What MSPs running 2024-era playbooks should do now
If your MSP is still building tool integrations one API at a time, you have eighteen months before the leverage gap is too wide to close.
- This quarter: author your top five most-frequent runbooks as Skills. Check them into git. Review them in PRs. Run them in a sandbox tenant first.
- Next quarter: stand up an internal MCP catalog. Every tool your team uses gets evaluated for MCP server availability. The ones with first-party servers go first.
- By Q4 2026: every customer-impacting agent action goes through a governance layer that produces an action-attribution graph. If you cannot show a regulator the full graph for a given incident, you are not ready for the 2027 audit cycle.
- Pick a partner. The AI Gateway category is splitting between Cloudflare AI Gateway, Portkey, and a small number of MSP-built layers (ours included). Pick one and commit. The teams that DIY this end up with three half-built gateways and no governance.
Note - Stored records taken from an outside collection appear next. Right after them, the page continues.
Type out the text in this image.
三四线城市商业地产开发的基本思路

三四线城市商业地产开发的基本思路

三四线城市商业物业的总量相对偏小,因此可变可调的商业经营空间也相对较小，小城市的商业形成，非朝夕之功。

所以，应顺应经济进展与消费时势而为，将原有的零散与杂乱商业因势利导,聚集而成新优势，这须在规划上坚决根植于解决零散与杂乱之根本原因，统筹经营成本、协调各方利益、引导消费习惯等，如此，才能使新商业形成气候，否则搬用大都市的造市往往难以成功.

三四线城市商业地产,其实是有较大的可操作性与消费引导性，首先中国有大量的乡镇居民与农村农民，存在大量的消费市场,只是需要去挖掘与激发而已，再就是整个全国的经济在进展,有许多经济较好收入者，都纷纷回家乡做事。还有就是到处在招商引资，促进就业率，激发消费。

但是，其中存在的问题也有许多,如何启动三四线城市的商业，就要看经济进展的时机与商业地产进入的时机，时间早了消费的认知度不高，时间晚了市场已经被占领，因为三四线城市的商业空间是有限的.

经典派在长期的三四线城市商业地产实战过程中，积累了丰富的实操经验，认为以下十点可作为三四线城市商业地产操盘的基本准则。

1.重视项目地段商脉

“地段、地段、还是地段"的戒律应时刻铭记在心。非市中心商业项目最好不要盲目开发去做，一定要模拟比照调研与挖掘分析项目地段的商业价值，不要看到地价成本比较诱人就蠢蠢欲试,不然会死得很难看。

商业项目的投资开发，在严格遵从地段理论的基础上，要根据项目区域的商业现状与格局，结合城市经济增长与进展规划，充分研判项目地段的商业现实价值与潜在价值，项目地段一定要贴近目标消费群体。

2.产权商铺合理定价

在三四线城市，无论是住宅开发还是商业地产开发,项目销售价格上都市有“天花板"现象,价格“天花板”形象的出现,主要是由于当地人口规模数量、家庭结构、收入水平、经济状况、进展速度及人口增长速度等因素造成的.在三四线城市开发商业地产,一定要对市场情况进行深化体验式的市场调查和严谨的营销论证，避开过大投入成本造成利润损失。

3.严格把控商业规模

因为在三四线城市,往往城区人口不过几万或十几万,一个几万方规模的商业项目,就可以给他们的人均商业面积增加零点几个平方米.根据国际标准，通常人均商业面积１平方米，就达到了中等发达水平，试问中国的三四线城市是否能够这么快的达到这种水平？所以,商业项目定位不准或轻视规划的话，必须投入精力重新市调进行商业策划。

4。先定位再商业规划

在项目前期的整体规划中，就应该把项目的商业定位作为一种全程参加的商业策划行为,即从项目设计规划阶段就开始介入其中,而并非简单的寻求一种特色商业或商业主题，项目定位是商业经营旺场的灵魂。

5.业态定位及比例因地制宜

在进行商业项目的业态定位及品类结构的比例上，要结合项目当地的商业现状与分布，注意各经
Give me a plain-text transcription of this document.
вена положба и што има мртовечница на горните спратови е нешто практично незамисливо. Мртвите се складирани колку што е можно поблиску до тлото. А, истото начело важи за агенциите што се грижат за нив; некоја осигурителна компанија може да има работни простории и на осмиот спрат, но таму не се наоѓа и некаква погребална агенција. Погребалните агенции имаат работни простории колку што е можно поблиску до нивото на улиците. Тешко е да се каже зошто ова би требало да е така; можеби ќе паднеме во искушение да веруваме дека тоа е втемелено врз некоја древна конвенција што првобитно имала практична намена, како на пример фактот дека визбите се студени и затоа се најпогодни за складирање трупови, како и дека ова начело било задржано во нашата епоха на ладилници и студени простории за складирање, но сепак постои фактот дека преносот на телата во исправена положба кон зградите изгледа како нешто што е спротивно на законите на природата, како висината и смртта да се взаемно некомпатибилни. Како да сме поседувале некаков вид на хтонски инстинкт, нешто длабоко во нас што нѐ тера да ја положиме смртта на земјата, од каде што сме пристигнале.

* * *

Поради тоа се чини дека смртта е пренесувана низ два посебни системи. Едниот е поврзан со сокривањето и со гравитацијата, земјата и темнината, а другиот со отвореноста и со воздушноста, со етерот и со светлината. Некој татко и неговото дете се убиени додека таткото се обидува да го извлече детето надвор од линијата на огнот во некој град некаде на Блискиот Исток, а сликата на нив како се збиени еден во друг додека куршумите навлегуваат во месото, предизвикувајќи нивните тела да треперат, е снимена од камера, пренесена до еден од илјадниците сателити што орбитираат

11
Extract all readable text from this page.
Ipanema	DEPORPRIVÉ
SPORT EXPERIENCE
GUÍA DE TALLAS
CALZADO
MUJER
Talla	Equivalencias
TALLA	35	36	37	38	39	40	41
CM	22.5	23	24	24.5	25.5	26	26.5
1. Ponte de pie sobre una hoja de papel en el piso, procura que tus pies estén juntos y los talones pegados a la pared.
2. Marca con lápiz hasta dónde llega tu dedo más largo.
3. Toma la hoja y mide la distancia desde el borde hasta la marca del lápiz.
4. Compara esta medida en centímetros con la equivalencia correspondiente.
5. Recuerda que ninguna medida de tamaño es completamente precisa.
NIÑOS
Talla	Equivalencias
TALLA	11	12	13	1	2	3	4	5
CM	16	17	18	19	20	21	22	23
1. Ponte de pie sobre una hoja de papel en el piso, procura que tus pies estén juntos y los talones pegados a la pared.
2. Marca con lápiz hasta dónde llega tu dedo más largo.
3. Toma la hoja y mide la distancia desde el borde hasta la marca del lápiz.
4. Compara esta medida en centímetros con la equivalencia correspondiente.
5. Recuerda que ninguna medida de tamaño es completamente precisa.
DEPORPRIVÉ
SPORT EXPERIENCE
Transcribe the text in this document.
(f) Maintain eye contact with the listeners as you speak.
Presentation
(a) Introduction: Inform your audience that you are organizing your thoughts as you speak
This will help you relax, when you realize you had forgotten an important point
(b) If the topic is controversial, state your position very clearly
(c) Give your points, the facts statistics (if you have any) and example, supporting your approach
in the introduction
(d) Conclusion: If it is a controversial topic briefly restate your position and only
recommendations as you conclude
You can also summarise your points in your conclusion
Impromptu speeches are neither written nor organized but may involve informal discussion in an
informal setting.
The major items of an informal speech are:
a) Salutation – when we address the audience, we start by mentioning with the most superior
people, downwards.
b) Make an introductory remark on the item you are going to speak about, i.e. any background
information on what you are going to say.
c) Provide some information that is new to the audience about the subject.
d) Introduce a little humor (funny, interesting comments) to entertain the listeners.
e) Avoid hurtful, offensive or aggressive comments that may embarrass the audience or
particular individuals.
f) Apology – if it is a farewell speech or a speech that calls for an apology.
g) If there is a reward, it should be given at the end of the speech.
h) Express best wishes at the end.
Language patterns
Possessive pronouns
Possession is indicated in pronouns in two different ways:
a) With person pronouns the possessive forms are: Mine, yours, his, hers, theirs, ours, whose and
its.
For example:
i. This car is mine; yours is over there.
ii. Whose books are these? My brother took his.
See the AiT AI Gateway architecture
We published a 22-page reference architecture on running Skills, MCP, and the agent-permission graph at scale. It is the spec we are building against and the same pattern we run on our own tenant.
The bottom line
The bottom line: MCP and Skills are not feature releases, they are an operating-model change. The IT operations teams and MSPs that treat them as features will spend 2026 patching the wrong layer of the stack. The ones that treat them as a re-architecture will end 2026 with a governance posture their competitors cannot match in a single quarter. The window on this is narrower than most leaders think.